Procura-se responder à
seguinte questão: a natureza
administrativa do contrato alegado na ação é atributiva da competência material
à jurisdição administrativa?
1. Parece-nos que é muito
discutível que se possa dar uma resposta afirmativa à pergunta colocada.
Desde logo, o n.º 3 do art.
212.º da CRP não estabelece como critério atributivo de competência aos
tribunais administrativos e fiscais a natureza administrativa do contrato, mas
antes a natureza administrativa da relação jurídica controvertida. O litígio
até pode emergir de um contrato administrativo, mas a apreciação das questões
relativas a esse litígio ser da competência dos tribunais judiciais, caso essas
questões não se fundamentem numa relação jurídica administrativa.
Por consequência, os
tribunais comuns podem ser competentes para apreciar questões emergentes de
contratos de natureza administrativa. Basta pensar que os órgãos da
Administração Pública tanto podem celebrar contratos administrativos sujeitos a
um regime substantivo de direito público-administrativo, como contratos
submetidos a um regime de direito privado (cf. art. 200.º, n.º 1, do novo CPA).
Vejamos os seguintes
exemplos:
1) uma ação executiva
fundada no título a que se reporta o art. 14.º-A da Lei n.º 6/2006, de 27.02
(NRAU) – contrato de arrendamento acompanhado da comunicação ao arrendatário do
montante em dívida – quando esse contrato esteja sujeito ao regime de renda
apoiada previsto no Dec.-Lei n.º 166/93, de 07.05;
2) uma ação declarativa de
simples apreciação que tem por objeto a apreciação da
propriedade ou posse de bens do domínio público marítimo no decurso da vigência
de um contrato de concessão de exploração firmado
entre as partes.
No exemplo n.º 1, ainda que
a pretensão executiva tenha por finalidade o pagamento de quantia certa, se a
questão submetida a apreciação do tribunal for a aplicação do regime de renda
apoiada, a competência material cabe à jurisdição administrativa, porque o
tribunal terá de aplicar normas de direito público. Por isso, o litígio que o
tribunal é chamado a dirimir emerge de uma relação jurídico-administrativa; no
exemplo n.º 2, embora a atuação de uma das partes (a entidade pública) tenha
por base um contrato administrativo, a competência para
decidir da propriedade ou posse dos leitos e margens ou suas parcelas pertence
aos tribunais comuns, nos termos do art. 17.º, n.º 7, da Lei n.º 54/2005, de
15.11, na redação dada pela Lei n.º 34/2014, de 19.06.
Aqui chegados, importa
retirar a seguinte conclusão: a competência material dos tribunais
administrativos, como a dos tribunais em geral, afere-se pela natureza do
objeto processual (pedido e fundamentos), atendendo à relação jurídica
controvertida tal como a configura o demandante.
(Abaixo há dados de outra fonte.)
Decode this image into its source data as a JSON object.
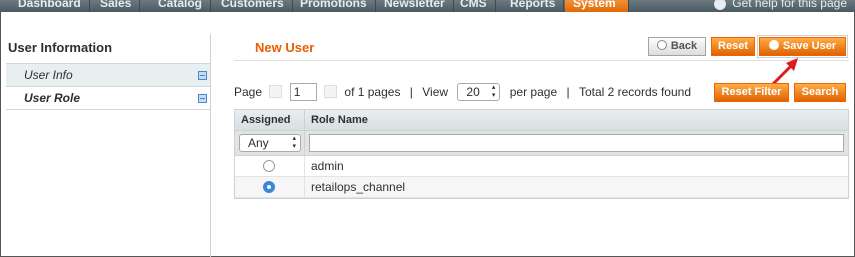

As considerações que vimos
de expor estão, de algum modo, refletidas no art. 4.º do ETAF, maxime, na al. f) do n.º 1 deste
preceito legal.
2. É nesta base que cabe
responder à seguinte pergunta: a fixação pelo tribunal de uma indemnização por
benfeitorias à parte contratante que tem a obrigação de entregar a coisa, ainda
que o contrato que rege a atuação das partes tenha natureza administrativa, é
um litígio que emerge de uma relação jurídico-administrativa?
De acordo com os argumentos
atrás expostos, parece que não. Com efeito, o tribunal é chamado a aplicar um
regime substantivo específico de direito privado, mais concretamente o que
resulta dos art. 216.º,
754.º e 1273.º a 1275.º do CCiv. Por consequência, a
questão a decidir não é relativa a nenhum dos litígios a que se reporta a al.
f) do n.º 1 do art. 4.º do ETAF. O litígio emerge, antes, de uma relação
jurídico-privada, pois trata-se de uma questão que irá ser dirimida com o recurso
a regras de direito privado. E porque o litígio será solucionado no quadro do
direito privado, a especificidade da matéria não justifica a atribuição de
competência aos tribunais administrativos e fiscais, por causa da competência
residual dos tribunais judiciais (cf. art. 211.º, n.º 1, da CRP).
Assim, numa execução para
entrega de coisa certa baseada num contrato que tenha por objeto a exploração e
administração de um parque de campismo, não havendo dissentimento quanto à
eficácia da denúncia desse contrato pela entidade pública contratante, e traduzindo-se a pretensão executiva na entrega desse
parque e dos elementos que o compõem, livre de
pessoas e bens, a competência para decidir a atribuição ao embargante
de uma indemnização por benfeitorias por este realizadas no parque a entregar,
e a que tenha direito nos termos contratuais e legais, pertence aos tribunais judiciais.